Using the TRACE_EVENT() macro (Part 1)

标签：__ TRACE tracepoint next Part Using prev EVENT

如果你对tracepoint后面的机制感兴趣，可以阅读关于TRACE_EVENT的三篇文章。这一系列文章对tracepoint后面的机制进行了详细讲解,以及其使用方法都有涉及。该系列文章出现在lwn.net上。注意，不要被英文吓住了，我保证，你认真读完这系列文章后，tracepoint后面的秘密不在是秘密。

March 24, 2010

本文主要说明了使用TRACE_EVENT(...)的使用细节，至于TRACE_EVENT(...)是如何工作的,本文暂未涉及,在part3中会详细描述。

Throughout the history of Linux, people have been wanting to add static tracepoints — functions that record data at a specific site in the kernel for later retrieval(稍后检索) — to the kernel.

Those efforts weren't very successful because of the fear(担心) that tracepoints would sacrifice(牺牲) performance.

Unlike the Ftrace function tracer, a tracepoint can record more than just the function being entered. A tracepoint can record local variables of the function.

Over time, various strategies for adding tracepoints have been tried, with varying success, and the TRACE_EVENT() macro is the latest way to add kernel tracepoints.

1、History

Mathieu Desnoyers worked on adding a very low overhead(开销) tracer hook called trace markers(跟踪标记).

Even though the trace markers solved the performance issue by using cleverly crafted(巧妙设计的) macros,

the information that the trace marker would record was embedded at the location in the core kernel as a printf format.

This upset(使心烦意乱) several core kernel developers as it made the core kernel code look like debug code was left scattered(分散的) throughout.

In trying to appease(安抚) the kernel developers, Mathieu came up with tracepoints.

The tracepoint included a function call in the kernel code that, when enabled, would call a callback function passing the parameters of the tracepoint to that function

as if the callback function was called with those parameters. This was much better than the trace markers since it allowed the passing of type casted pointers that the callback functions could dereference, as opposed to the marker interface, which required the callback function to parse a string.

With the tracepoint, the callback function could efficiently take whatever it needed from the structures.

Although this was an improvement over trace markers, it was still too tedious(繁琐) for developers to create a callback for every tracepoint they wanted to add,

so that a tracer would output its data.
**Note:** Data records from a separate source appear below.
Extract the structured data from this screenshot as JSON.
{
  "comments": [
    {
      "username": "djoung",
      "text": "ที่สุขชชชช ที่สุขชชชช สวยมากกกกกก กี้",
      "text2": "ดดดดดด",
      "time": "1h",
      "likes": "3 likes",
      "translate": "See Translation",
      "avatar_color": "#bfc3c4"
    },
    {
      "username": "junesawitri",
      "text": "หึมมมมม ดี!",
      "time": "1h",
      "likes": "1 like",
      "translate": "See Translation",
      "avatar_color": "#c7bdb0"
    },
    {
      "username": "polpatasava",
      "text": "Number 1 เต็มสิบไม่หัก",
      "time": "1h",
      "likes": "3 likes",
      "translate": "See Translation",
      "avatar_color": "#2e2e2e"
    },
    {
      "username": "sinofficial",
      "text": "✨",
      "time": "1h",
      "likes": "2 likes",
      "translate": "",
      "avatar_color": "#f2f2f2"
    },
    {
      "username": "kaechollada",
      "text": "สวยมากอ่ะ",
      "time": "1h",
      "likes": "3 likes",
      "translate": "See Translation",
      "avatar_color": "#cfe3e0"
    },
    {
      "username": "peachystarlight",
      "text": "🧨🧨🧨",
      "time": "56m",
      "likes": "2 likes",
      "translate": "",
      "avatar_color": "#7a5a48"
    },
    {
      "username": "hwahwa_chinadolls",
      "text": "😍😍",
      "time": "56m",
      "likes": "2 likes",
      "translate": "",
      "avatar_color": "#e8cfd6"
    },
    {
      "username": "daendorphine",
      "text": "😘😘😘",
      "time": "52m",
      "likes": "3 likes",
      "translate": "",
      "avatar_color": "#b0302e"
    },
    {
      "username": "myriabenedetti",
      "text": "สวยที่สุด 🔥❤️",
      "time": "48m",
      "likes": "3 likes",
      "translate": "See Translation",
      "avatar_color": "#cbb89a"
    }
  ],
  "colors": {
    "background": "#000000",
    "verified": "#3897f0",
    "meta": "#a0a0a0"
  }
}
The kernel needed a more automated(自动的) way to connect a tracer to the tracepoints.

That would require automating the creation of the callback and also format its data, much like what the trace marker did, but it should be done in the callback, and not at the tracepoint site in the kernel code.

To solve this issue of automating the tracepoints(为了解决自动化跟踪点的问题), the TRACE_EVENT() macro was born.
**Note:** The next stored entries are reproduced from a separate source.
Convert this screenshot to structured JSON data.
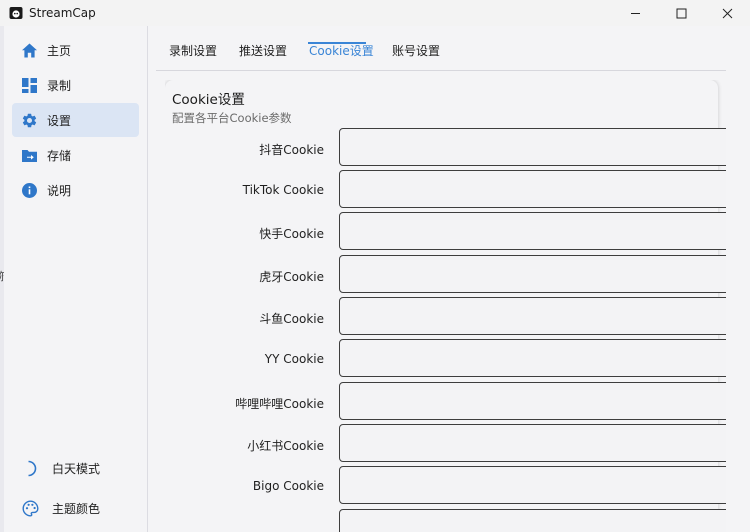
{
  "window": {
    "title": "StreamCap",
    "controls": [
      "minimize-icon",
      "maximize-icon",
      "close-icon"
    ]
  },
  "edge_glyph": "称",
  "sidebar": {
    "items": [
      {
        "label": "主页",
        "icon": "home-icon",
        "active": false
      },
      {
        "label": "录制",
        "icon": "dashboard-icon",
        "active": false
      },
      {
        "label": "设置",
        "icon": "gear-icon",
        "active": true
      },
      {
        "label": "存储",
        "icon": "folder-arrow-icon",
        "active": false
      },
      {
        "label": "说明",
        "icon": "info-icon",
        "active": false
      }
    ],
    "bottom": [
      {
        "label": "白天模式",
        "icon": "moon-icon"
      },
      {
        "label": "主题颜色",
        "icon": "palette-icon"
      }
    ]
  },
  "tabs": [
    {
      "label": "录制设置",
      "active": false
    },
    {
      "label": "推送设置",
      "active": false
    },
    {
      "label": "Cookie设置",
      "active": true
    },
    {
      "label": "账号设置",
      "active": false
    }
  ],
  "card": {
    "title": "Cookie设置",
    "subtitle": "配置各平台Cookie参数",
    "fields": [
      {
        "label": "抖音Cookie",
        "value": ""
      },
      {
        "label": "TikTok Cookie",
        "value": ""
      },
      {
        "label": "快手Cookie",
        "value": ""
      },
      {
        "label": "虎牙Cookie",
        "value": ""
      },
      {
        "label": "斗鱼Cookie",
        "value": ""
      },
      {
        "label": "YY Cookie",
        "value": ""
      },
      {
        "label": "哔哩哔哩Cookie",
        "value": ""
      },
      {
        "label": "小红书Cookie",
        "value": ""
      },
      {
        "label": "Bigo Cookie",
        "value": ""
      }
    ]
  },
  "colors": {
    "accent": "#3a85d6",
    "active_bg": "#dbe5f4"
  }
}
Inspired by Tom Zanussi's zedtrace, this macro was specifically made to allow a developer to add tracepoints to their subsystem and have Ftrace automatically be able to trace them.

The developer need not understand how Ftrace works, they only need to create their tracepoint using the TRACE_EVENT() macro.
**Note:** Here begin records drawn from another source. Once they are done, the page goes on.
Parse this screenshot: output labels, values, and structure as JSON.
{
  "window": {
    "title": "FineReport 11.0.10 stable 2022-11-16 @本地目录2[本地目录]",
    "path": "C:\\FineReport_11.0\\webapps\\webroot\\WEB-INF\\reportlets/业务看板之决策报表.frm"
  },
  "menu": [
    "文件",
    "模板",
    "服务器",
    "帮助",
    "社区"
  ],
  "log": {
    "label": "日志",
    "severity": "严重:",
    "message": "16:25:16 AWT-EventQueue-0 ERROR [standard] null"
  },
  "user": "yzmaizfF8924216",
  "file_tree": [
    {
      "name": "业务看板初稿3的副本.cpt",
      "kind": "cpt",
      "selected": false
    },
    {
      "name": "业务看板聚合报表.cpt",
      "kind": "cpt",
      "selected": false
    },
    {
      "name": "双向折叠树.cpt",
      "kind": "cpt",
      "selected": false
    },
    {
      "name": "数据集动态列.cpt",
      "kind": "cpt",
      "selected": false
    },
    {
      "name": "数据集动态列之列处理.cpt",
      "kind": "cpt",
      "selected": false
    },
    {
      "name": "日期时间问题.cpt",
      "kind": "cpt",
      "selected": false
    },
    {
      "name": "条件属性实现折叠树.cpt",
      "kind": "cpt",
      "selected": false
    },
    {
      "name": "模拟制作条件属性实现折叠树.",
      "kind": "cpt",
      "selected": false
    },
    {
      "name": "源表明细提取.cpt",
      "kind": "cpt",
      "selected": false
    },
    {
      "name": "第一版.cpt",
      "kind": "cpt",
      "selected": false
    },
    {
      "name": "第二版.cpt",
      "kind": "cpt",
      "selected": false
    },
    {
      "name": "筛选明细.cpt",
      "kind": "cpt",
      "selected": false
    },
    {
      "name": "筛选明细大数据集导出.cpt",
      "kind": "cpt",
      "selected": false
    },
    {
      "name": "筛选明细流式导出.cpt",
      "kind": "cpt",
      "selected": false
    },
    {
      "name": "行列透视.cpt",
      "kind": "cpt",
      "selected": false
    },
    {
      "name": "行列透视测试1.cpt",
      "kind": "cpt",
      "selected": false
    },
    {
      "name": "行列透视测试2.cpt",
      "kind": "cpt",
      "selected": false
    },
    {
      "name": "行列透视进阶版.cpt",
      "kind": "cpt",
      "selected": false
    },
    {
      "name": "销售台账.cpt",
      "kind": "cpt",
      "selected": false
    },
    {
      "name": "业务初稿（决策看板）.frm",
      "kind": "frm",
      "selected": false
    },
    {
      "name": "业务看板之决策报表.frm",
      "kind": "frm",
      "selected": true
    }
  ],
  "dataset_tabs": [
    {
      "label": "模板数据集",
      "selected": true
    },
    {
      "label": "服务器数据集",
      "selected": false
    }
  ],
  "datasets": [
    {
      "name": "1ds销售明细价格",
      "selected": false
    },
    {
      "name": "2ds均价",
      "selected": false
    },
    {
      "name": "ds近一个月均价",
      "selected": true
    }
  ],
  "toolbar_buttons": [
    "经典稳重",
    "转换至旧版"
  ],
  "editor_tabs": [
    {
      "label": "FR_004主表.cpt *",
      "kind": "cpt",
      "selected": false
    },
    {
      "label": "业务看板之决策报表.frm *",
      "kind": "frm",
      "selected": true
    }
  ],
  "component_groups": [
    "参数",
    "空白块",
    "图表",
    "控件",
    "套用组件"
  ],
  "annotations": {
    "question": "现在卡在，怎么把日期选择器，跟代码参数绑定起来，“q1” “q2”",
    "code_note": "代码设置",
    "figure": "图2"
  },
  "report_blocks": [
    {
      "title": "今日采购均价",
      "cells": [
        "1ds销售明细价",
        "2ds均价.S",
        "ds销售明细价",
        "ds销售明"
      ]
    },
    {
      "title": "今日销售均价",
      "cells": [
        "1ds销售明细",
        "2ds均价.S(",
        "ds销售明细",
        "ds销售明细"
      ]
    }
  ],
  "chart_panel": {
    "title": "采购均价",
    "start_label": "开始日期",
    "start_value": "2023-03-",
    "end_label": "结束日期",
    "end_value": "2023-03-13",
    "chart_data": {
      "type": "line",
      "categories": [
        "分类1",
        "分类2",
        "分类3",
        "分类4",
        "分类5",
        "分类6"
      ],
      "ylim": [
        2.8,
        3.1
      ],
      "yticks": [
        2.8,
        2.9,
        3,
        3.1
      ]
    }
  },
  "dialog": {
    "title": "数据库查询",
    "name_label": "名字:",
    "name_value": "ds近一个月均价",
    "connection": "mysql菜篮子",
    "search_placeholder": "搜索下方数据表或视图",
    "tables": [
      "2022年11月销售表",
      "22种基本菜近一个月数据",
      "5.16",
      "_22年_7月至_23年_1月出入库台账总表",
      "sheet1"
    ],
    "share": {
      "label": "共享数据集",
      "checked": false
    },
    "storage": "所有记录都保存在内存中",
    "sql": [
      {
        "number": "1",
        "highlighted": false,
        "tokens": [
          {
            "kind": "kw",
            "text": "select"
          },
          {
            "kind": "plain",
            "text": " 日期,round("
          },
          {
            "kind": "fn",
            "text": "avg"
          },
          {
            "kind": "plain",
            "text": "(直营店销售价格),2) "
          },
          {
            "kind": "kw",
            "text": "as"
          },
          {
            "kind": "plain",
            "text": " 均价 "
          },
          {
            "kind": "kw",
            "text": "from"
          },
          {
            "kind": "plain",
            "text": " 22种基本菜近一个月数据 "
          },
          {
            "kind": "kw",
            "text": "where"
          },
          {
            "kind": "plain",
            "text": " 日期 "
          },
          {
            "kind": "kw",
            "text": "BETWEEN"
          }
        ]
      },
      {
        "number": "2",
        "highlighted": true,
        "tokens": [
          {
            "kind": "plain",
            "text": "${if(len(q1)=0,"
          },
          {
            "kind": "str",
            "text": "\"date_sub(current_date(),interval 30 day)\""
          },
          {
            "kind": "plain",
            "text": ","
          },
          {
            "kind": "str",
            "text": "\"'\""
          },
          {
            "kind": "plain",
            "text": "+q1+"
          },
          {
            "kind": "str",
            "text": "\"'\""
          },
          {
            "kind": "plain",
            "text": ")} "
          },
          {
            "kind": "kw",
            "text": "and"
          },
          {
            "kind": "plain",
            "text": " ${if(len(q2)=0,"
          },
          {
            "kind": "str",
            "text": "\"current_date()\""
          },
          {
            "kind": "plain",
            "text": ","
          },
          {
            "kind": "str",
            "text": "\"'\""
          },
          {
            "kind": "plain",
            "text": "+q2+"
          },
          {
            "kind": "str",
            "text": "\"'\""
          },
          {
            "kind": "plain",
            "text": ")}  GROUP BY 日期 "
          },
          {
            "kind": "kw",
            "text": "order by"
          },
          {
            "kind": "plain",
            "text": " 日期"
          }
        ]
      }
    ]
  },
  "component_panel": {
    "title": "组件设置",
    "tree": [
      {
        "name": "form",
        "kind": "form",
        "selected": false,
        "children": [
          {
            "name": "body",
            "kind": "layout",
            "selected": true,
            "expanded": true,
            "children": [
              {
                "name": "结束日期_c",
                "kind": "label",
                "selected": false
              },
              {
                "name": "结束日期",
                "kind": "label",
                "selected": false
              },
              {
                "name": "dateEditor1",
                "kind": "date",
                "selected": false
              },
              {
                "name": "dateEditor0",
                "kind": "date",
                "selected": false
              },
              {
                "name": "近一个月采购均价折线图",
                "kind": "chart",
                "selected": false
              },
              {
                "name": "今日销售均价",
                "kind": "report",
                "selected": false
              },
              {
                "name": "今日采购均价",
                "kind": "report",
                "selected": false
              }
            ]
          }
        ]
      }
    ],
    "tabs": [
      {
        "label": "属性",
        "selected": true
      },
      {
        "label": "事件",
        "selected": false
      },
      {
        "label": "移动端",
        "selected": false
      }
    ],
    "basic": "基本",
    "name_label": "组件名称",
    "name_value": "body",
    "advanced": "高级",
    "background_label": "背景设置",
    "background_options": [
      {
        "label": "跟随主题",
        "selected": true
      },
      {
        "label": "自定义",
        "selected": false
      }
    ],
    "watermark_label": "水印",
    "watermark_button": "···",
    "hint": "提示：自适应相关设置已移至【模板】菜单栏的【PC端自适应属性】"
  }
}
In addition, they need to follow some guidelines(指导方针) in how to create a header file and they would gain full access to the Ftrace tracer.

Another objective of the design of the TRACE_EVENT() macro was to not couple(耦合) it to Ftrace or any other tracer.

It is agnostic to the tracers that use it, which is apparent now that TRACE_EVENT() is also used by perf, LTTng and SystemTap.

2、The anatomy(解析) of the TRACE_EVENT() macro

Automating tracepoints had various requirements that must be fulfilled(被满足):

It must create a tracepoint that can be placed in the kernel code.
It must create a callback function that can be hooked to this tracepoint.
The callback function must be able to record the data passed to it into the tracer ring buffer in the fastest way possible.
It must create a function that can parse the data recorded to the ring buffer and translate it to a human readable format that the tracer can display to a user.

To accomplish that, the TRACE_EVENT() macro is broken into six components, which correspond to the parameters of the macro:

TRACE_EVENT(name, proto, args, struct, assign, print)

name - the name of the tracepoint to be created.
prototype(原型) - the prototype for the tracepoint callbacks(跟踪点回调函数原型)
args - the arguments that match the prototype(与原型匹配的参数).
struct - the structure that a tracer could use (but is not required to) to store the data passed into the tracepoint.
assign - the C-like way to assign the data to the structure.
print - the way to output the structure in human readable ASCII format.

A good example of a tracepoint definition, for sched_switch, can be found here. That definition will be used below to describe each of the parts of TRACE_EVENT() macro.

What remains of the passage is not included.